Radar Tulungagung – Penyerapan dana bagi hasil cukai hasil tembakau (DBHCHT) mulai di lakukan di lingkup Satuan Polisi Pamong Praja (Satpol PP) Tulungagung. Meski nominal tahun ini lebih kecil dibanding tahun lalu, target dalam penegakan perda tahun ini tetap sama.
Sekretaris Satpol Tulungagung, M Ardian Candra menerangkan, tahun ini jajaran penegak perda dijatah sekitar 3,5 persen dari total jatah DBHCHT yang dikelola pemkab.
“Dengan rincian sekitar Rp 1,1 Miliar untuk tahun 2025,” ujarnya.
Dari jumlah itu, lanjut Candra, Rp 700 juta dialokasikan untuk kebutuhan penegakan hukum atau penindakan kegiatan ilegal komoditas bercukai.
“Kemudian yang Rp 400 juta untuk sosialisasi kepada masyarakat terkait dengan tindak pidana pelanggaran atas barang-barang cukai,” akunya.
Disinggung soal target, dia mengungkapkan bahwa di sektor penegakan perda, Satpol PP Tulungagung mentarget untuk mengamankan 1.000 batang rokok ilegal di tahun ini.
“Tapi kita upayakan nanti bisa lebih dari itu,” sebutnya.

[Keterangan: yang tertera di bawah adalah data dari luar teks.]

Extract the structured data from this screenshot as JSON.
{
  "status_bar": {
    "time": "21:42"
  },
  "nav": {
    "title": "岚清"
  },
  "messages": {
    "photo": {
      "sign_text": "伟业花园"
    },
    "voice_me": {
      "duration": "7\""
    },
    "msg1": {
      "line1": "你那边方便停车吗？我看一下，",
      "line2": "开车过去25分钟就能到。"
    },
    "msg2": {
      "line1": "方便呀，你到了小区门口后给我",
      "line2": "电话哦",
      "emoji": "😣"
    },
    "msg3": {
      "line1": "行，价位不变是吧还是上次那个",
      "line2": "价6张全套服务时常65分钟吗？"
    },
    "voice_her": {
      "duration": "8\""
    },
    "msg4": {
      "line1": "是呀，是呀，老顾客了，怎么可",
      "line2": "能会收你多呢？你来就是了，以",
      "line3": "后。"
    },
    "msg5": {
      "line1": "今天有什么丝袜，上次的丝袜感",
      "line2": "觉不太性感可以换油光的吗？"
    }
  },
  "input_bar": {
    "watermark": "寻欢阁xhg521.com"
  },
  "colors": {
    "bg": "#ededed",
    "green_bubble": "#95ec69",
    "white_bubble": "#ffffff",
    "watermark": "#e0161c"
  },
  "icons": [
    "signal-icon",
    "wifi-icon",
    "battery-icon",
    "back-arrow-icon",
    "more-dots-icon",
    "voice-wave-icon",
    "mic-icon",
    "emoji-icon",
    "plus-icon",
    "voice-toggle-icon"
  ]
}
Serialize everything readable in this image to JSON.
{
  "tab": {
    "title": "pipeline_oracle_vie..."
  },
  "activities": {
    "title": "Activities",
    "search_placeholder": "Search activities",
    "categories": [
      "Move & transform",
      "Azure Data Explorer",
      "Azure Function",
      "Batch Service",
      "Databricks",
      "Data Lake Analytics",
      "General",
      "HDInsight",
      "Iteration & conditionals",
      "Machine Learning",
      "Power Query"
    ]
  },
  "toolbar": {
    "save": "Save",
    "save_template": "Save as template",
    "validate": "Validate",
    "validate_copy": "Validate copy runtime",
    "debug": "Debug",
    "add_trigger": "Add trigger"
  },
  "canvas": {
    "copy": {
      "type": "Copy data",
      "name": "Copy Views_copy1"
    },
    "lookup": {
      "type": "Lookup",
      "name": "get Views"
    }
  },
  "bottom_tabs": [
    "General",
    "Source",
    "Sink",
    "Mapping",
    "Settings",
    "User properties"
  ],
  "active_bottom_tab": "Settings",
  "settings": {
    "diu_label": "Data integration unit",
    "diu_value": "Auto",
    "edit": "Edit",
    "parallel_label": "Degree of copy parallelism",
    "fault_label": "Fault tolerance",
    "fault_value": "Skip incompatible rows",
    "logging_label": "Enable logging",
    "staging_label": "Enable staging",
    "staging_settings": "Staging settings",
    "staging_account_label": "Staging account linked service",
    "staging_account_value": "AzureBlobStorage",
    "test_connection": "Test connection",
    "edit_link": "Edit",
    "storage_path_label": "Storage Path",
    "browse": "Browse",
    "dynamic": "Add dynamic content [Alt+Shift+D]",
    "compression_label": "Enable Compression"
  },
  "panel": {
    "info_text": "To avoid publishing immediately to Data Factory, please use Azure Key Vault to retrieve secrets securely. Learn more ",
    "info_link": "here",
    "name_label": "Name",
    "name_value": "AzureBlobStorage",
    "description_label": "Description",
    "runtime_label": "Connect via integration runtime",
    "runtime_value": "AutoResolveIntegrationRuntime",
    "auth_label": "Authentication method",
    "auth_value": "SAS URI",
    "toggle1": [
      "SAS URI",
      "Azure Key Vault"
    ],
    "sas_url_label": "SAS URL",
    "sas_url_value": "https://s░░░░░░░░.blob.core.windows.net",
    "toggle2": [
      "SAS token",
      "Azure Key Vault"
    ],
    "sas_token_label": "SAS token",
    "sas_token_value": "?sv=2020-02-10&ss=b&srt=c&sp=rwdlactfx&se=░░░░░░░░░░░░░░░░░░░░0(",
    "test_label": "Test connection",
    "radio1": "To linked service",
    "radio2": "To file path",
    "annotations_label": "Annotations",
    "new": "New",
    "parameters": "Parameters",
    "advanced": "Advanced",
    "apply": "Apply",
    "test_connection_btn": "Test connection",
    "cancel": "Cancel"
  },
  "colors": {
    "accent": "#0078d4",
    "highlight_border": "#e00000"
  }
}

Untuk diketahui, target di sektor penegakan hukum tahun ini tak jauh berbeda dari tahun lalu. Padahal anggaran tahun ini lebih sedikit dari tahun lalu.
Pada 2024 lalu, Satpol PP Tulungagung dijatah anggaran sekitar Rp 1,3 miliar (M). Meski begitu, Candra mengeklaim bahwa pihaknya akan mengoptimalkan serapan. Bahkan, proses penyerapan tahap awal juga sudah mulai dilakuakn beberapa waktu lalu.
“Sudah mulai dari bulan kemarin, sudah bisa dilaksanakan. Tapi kami menyesuaikan anggaran kas di OPD kami ataupun menyesuaikan besarannya setiap tiga bulan sekali,” kata mantan sekretaris Dinas Pendidikan Tulungagung ini.
Di triwulan pertama tahun Satpol PP menyerap 25 persen dari total anggaran DBHCHT.
Adapun proses penyerapan untuk kegiatan sosialisasi akan menyasar sejumlah kelompok masyarakat. Poin yang ditekankan adalah soal barang atau komoditas ilegal tanpa cukai.